I don't know when I will get a chance to try this... maybe tomorrow... maybe not... If there is anyone reading this besides me(doubtful) and you feel brave enough to try... tell me how it works out... but if you destroy your adapter then don't blame me.
IT WORKS!! IT WORKS!! IT WORKS!! IT WORKS!! IT WORKS!! IT WORKS!! IT WORKS!! IT WORKS!! IT WORKS!! IT WORKS!!
so... I got my hands on a 2N3904 transistor(2N2222 would be just as good). Base to D4, Emitter to ground, Collector tied to ACK and BUSY. plugged my adapter into the USB port and I couldn't reset it... so I pulled the transistor off, plugged the USB back in.. set it up, reset it, then hooked the transistor back up... sent a character to /dev/usblp0 and bingo... there it was... tried a reset... hung... so there is apparently something going on during reset that the transistor screws up... I need a delay to bypass this..
I picked out some HUGE values of R and C... I wanted enough of a delay to see it charge and trigger(for testing purposes). 100uf and 1M ohm... I put this delay on the base... and IT WORKS! IT WORKS! IT WORKS!

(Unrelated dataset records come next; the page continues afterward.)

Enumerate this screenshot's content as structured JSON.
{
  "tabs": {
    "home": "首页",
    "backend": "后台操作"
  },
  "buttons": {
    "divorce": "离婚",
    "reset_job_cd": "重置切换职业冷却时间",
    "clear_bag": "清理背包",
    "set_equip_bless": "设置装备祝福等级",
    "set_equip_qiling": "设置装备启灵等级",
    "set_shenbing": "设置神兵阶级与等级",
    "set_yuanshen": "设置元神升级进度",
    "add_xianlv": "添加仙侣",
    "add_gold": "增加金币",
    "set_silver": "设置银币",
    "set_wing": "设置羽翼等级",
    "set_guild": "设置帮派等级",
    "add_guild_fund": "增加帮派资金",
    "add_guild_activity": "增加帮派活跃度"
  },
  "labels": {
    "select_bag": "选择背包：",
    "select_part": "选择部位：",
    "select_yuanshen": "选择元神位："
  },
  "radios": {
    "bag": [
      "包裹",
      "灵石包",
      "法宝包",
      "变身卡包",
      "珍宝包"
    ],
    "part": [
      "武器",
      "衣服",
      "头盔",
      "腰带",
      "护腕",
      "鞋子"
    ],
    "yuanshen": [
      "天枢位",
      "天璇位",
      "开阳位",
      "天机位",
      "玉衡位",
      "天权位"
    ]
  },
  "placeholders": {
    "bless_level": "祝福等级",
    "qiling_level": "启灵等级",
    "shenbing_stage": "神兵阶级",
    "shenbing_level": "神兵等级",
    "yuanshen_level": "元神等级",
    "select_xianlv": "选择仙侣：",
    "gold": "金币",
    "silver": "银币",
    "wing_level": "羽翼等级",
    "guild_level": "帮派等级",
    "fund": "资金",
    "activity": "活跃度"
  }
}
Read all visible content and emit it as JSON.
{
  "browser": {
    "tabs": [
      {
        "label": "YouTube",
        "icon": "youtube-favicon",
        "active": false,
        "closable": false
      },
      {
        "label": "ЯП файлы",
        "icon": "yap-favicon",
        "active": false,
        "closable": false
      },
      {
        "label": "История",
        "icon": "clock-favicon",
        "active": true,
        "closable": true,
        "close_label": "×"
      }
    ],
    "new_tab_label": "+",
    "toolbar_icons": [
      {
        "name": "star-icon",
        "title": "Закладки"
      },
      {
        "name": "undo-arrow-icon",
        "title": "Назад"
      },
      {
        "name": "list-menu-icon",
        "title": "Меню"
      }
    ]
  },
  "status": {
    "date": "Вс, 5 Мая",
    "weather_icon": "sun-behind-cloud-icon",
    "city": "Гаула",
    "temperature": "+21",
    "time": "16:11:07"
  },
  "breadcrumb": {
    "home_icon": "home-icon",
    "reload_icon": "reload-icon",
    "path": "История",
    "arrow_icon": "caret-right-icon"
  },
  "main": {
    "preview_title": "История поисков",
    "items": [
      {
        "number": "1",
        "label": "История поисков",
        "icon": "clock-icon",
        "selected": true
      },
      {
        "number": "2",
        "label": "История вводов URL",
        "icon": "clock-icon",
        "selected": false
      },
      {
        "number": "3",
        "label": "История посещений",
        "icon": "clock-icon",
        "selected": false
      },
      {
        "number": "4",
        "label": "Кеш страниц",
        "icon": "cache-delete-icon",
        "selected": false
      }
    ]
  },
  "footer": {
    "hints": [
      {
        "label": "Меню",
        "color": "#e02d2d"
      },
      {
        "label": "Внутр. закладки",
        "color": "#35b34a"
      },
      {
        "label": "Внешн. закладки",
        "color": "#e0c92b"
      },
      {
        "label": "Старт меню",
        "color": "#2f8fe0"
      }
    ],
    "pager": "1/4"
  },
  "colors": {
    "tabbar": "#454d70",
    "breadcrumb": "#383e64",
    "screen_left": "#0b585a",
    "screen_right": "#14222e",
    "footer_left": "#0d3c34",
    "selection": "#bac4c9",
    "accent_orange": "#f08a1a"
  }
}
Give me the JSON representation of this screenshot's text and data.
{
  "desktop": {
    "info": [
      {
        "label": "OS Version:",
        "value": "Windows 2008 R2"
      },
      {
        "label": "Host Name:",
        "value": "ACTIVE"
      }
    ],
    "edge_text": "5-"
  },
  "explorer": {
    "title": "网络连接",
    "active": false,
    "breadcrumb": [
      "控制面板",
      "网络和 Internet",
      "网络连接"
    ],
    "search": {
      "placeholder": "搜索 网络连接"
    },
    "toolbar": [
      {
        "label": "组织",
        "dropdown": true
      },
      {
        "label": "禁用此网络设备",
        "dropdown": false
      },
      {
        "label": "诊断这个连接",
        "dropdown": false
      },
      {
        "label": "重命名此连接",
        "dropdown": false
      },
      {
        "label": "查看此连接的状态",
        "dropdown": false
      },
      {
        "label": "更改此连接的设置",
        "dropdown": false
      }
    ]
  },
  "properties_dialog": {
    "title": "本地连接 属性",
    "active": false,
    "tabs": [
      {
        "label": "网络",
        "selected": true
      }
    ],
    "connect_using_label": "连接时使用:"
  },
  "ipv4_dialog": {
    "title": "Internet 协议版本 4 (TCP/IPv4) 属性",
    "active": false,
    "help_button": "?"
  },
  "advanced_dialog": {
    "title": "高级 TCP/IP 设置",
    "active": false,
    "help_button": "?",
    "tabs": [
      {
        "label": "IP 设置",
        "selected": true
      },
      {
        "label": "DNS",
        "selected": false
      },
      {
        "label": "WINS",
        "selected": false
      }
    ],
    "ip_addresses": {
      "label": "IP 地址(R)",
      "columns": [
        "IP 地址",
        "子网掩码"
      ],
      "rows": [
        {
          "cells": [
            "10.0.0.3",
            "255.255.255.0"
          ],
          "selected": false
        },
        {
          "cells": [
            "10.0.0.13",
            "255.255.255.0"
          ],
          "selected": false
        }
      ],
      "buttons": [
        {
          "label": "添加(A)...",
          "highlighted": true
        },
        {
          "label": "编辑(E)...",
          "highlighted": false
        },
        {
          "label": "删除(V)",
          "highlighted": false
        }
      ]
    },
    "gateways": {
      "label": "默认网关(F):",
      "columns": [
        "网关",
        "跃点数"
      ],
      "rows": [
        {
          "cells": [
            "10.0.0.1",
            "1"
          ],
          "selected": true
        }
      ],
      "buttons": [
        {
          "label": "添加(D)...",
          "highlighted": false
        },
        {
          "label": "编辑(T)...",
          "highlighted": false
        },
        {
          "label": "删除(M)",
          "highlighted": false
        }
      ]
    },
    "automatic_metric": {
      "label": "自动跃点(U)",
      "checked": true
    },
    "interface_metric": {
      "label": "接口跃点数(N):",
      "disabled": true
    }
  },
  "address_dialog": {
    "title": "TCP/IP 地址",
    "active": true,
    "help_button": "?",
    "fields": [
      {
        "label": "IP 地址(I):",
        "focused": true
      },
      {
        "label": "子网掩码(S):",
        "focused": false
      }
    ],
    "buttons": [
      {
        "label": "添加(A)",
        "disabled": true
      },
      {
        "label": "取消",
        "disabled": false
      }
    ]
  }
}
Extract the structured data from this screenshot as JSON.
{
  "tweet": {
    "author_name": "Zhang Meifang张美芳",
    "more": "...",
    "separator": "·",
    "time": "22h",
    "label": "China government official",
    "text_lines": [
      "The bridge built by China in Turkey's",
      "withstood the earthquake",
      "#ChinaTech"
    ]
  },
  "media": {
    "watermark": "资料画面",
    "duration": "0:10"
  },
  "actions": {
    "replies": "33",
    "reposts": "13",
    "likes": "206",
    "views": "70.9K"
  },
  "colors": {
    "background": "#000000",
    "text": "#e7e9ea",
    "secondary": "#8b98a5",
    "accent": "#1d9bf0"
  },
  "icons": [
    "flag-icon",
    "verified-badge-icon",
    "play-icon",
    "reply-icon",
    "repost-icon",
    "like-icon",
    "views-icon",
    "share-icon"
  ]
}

I only set it to uni mode one time when I first plug it in. After that, just send a reset between each character. For some reason it frequently requires 2 resets. I believe this is a byproduct of my ridiculous RC values.... So... what I need to do now is start shrinking the RC value until I can make the thing practical to use. One note.. because of the delay, the reset, and the momentary 00010000 state... I'm gonna be pushing it to get this thing useful at 1khz.
but IT WORKS!! IT WORKS!! IT WORKS!! IT WORKS!! IT WORKS!!
got a few free minutes at the end of today... had a stack of caps from .1uf to 22uf... 10uf was as far as I could drop without seeing the reset glitch. thats gonna be slower than 20hz which is ok for lights and dc motors but I wanna see if i can get it faster. Using discrete logic i could probably trigger off of a combination of things and eliminate the reset problem without the need for the delay... I'll save that for another day.
I don't have your circuit, but a data line is not guaranteed to stay below the 0.6 or so volts that starts to turn on a 2n3904. Just adding a diode in series might help. As for the delay capacitor, remember when it's charged, and you switch off, the charge remains. Best to bleed it off to V+ with a diode which only turns on when V+ is low.
The place to go with this stuff is alt.sci.repair or whatever replaced it.
The place to go with this stuff is alt.sci.repair or whatever replaced it.
Yeah... I thought about hitting the news groups but I saw quite a few people asking about these adapters in different Linux forums so figured it was worth a try...
Originally Posted by business_kid
I don't have your circuit, but a data line is not guaranteed to stay below the 0.6 or so volts that starts to turn on a 2n3904. Just adding a diode in series might help.
Now that you mention it, the LED's on my data lines do sometimes glow very dim when I first plug in the adapter, before I send the first reset... I wonder if this is actually the cause of a good bit of the problems... I can't believe I hadn't thought of that.